La formation demande du temps en tous domaines et souvent la patience et le respect de chacune sont plus fructueux que l’imposition immédiate d’une structure. La manière de s’habiller touche des racines profondes de milieu, de goût, d’éducation. En prendre conscience pour les intégrer se fait progressivement.
J’ajouterai qu’aujourd’hui, quand l’engagement apostolique est fort et signifiant, les jeunes religieuses trouvent plus facilement à se situer par rapport au vêtement. Celui-ci n’est jamais signe à lui seul.

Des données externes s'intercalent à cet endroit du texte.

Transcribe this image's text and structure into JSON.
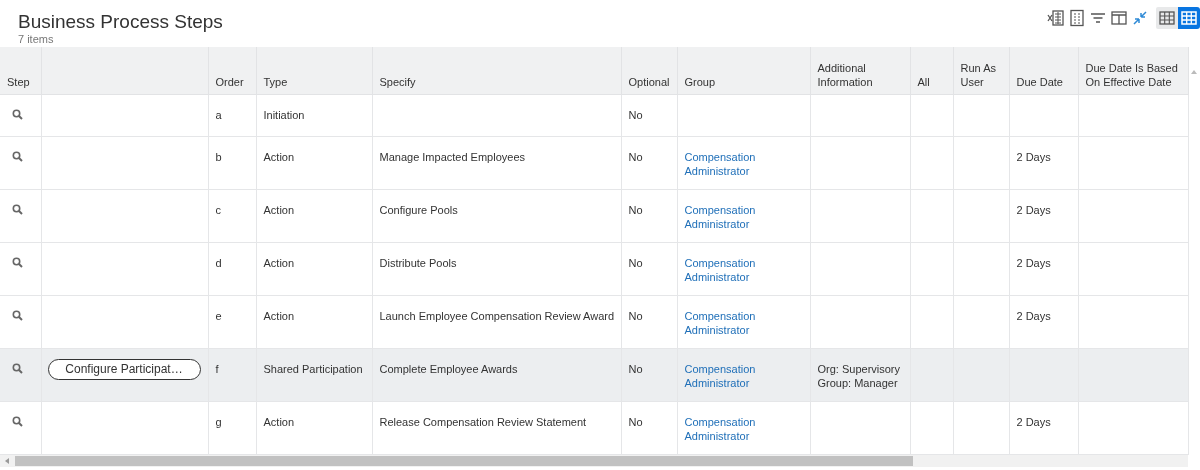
{
  "title": "Business Process Steps",
  "item_count": "7 items",
  "toolbar": [
    {
      "kind": "excel"
    },
    {
      "kind": "pdf"
    },
    {
      "kind": "filter"
    },
    {
      "kind": "columns"
    },
    {
      "kind": "collapse"
    }
  ],
  "views": [
    {
      "kind": "table",
      "selected": false
    },
    {
      "kind": "grid",
      "selected": true
    }
  ],
  "table": {
    "columns": [
      "Step",
      "Order",
      "Type",
      "Specify",
      "Optional",
      "Group",
      "Additional Information",
      "All",
      "Run As User",
      "Due Date",
      "Due Date Is Based On Effective Date"
    ],
    "rows": [
      {
        "order": "a",
        "type": "Initiation",
        "optional": "No",
        "selected": false
      },
      {
        "order": "b",
        "type": "Action",
        "specify": "Manage Impacted Employees",
        "optional": "No",
        "group": "Compensation Administrator",
        "due_date": "2 Days",
        "selected": false
      },
      {
        "order": "c",
        "type": "Action",
        "specify": "Configure Pools",
        "optional": "No",
        "group": "Compensation Administrator",
        "due_date": "2 Days",
        "selected": false
      },
      {
        "order": "d",
        "type": "Action",
        "specify": "Distribute Pools",
        "optional": "No",
        "group": "Compensation Administrator",
        "due_date": "2 Days",
        "selected": false
      },
      {
        "order": "e",
        "type": "Action",
        "specify": "Launch Employee Compensation Review Award",
        "optional": "No",
        "group": "Compensation Administrator",
        "due_date": "2 Days",
        "selected": false
      },
      {
        "button": "Configure Participat…",
        "order": "f",
        "type": "Shared Participation",
        "specify": "Complete Employee Awards",
        "optional": "No",
        "group": "Compensation Administrator",
        "additional_information": "Org: Supervisory Group: Manager",
        "selected": true
      },
      {
        "order": "g",
        "type": "Action",
        "specify": "Release Compensation Review Statement",
        "optional": "No",
        "group": "Compensation Administrator",
        "due_date": "2 Days",
        "selected": false
      }
    ]
  }
}
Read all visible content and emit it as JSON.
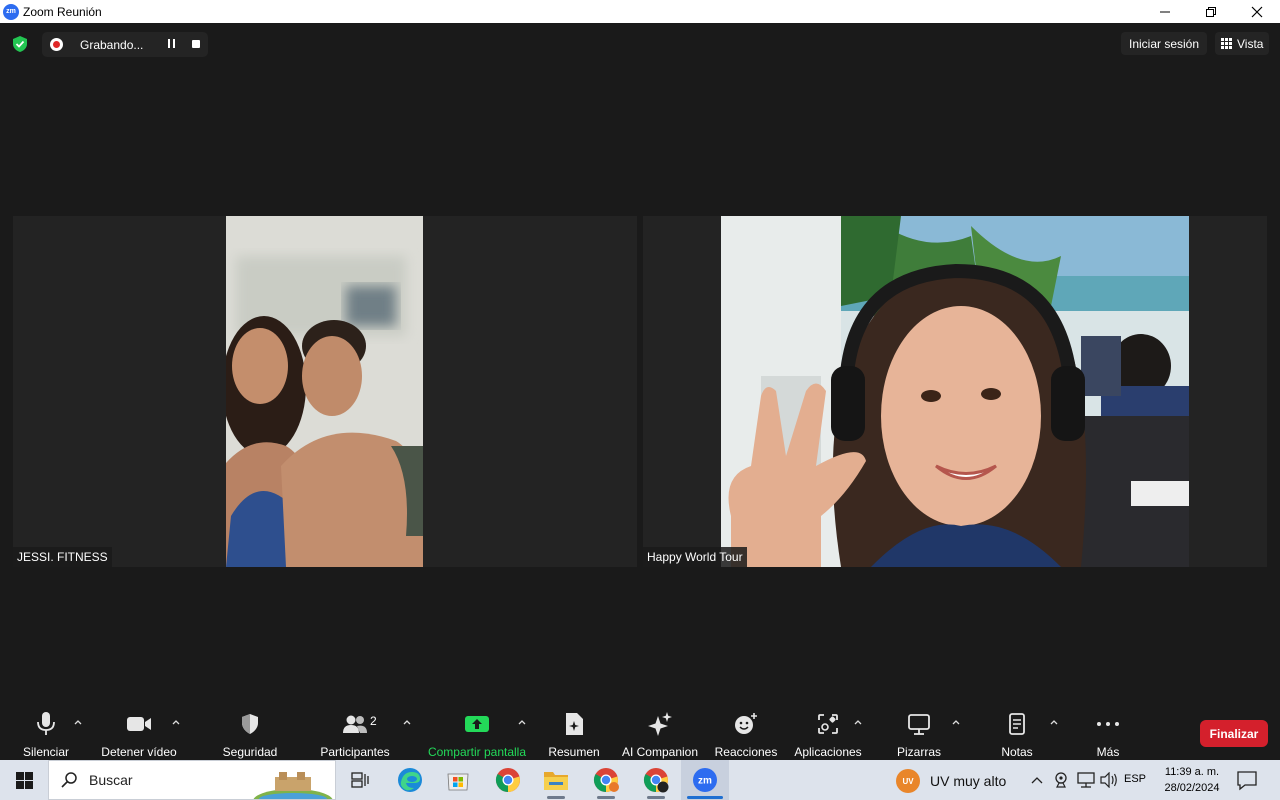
{
  "window": {
    "title": "Zoom Reunión",
    "app_icon_text": "zm"
  },
  "topbar": {
    "recording_label": "Grabando...",
    "signin_label": "Iniciar sesión",
    "view_label": "Vista"
  },
  "participants": [
    {
      "name": "JESSI. FITNESS"
    },
    {
      "name": "Happy World Tour"
    }
  ],
  "toolbar": {
    "mute_label": "Silenciar",
    "video_label": "Detener vídeo",
    "security_label": "Seguridad",
    "participants_label": "Participantes",
    "participants_count": "2",
    "share_label": "Compartir pantalla",
    "summary_label": "Resumen",
    "ai_label": "AI Companion",
    "reactions_label": "Reacciones",
    "apps_label": "Aplicaciones",
    "whiteboards_label": "Pizarras",
    "notes_label": "Notas",
    "more_label": "Más",
    "end_label": "Finalizar"
  },
  "taskbar": {
    "search_placeholder": "Buscar",
    "weather_badge": "UV",
    "weather_text": "UV muy alto",
    "language": "ESP",
    "time": "11:39 a. m.",
    "date": "28/02/2024",
    "zoom_icon_text": "zm"
  },
  "colors": {
    "share_green": "#23d959",
    "end_red": "#d4202c",
    "recording_red": "#e02828",
    "zoom_blue": "#2d6cf0"
  }
}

Une même raison apostolique peut déterminer des choix différents.
Dans le monde d’aujourd’hui, comment aborder la question du vêtement religieux ?
On pourrait poser la question suivante :
Comment être personnellement cohérente avec son choix de vie consacrée au Christ et comment être signe visible de ce choix ?

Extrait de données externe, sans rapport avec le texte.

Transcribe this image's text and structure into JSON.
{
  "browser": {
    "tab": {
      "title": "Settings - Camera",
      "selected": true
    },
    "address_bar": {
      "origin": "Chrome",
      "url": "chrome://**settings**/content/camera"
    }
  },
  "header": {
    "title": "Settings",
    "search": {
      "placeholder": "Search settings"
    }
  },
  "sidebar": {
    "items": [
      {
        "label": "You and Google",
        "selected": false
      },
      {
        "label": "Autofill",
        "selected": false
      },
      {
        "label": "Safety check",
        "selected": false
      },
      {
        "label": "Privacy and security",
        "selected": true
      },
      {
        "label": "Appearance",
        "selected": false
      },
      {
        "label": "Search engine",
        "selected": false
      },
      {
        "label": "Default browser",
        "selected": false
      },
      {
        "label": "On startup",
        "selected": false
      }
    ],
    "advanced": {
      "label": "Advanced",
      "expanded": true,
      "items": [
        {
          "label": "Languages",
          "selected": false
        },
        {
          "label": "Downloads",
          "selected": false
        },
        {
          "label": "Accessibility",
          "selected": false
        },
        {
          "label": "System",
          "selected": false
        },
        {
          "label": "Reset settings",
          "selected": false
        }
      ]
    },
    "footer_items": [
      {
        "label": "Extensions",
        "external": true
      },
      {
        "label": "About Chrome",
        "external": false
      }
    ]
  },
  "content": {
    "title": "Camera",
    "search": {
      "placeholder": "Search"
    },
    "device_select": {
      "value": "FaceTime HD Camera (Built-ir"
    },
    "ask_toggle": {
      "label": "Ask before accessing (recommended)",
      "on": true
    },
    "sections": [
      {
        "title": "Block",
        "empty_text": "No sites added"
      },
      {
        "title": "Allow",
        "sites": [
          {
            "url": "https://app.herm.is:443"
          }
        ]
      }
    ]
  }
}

Ou encore : Comment être perçues par les autres, et pas seulement par l’entourage immédiat, pour ce que nous sommes, personnellement et collectivement en tant que communauté ?
Car nous ne serons signes pour les autres que dans la mesure où notre « apparaître » sera signe pour nous de ce que nous sommes et que nous sommes appelées à devenir toujours plus : des femmes qui ont donné leur vie à Jésus-Christ et qui, à sa suite, veulent témoigner d’un amour pauvre, chaste et obéissant.
Et nous ne serons signes collectivement que dans la mesure où notre communauté sera importante pour nous, pour notre identité !
Quelques questions concrètes à des jeunes en formation
Plus concrètement, au niveau personnel, voici le genre de questions posées à des jeunes en formation :
Est-ce que ma manière d’apparaître à l’extérieur reflète ce que je suis et ce que je veux devenir de plus en plus à la suite du Christ ?
Comment ce que j’achète, ce que je choisis, ce que je porte, parlent-t-ils du Seigneur pauvre, chaste, aimant, à qui je suis vouée ? Par la discrétion de ma tenue, quelque chose « d’intérieur » a-t-il des chances de se deviner au dehors, et de laisser transparaître le secret et la joie de ma relation unique au Seigneur ?
Est-ce que, lorsque je me trouve avec des laïcs : famille, jeunes, et tout autre contexte, je sens parfois une différence dans la manière d’évaluer les tenues vestimentaires, de les choisir et de les renouveler ?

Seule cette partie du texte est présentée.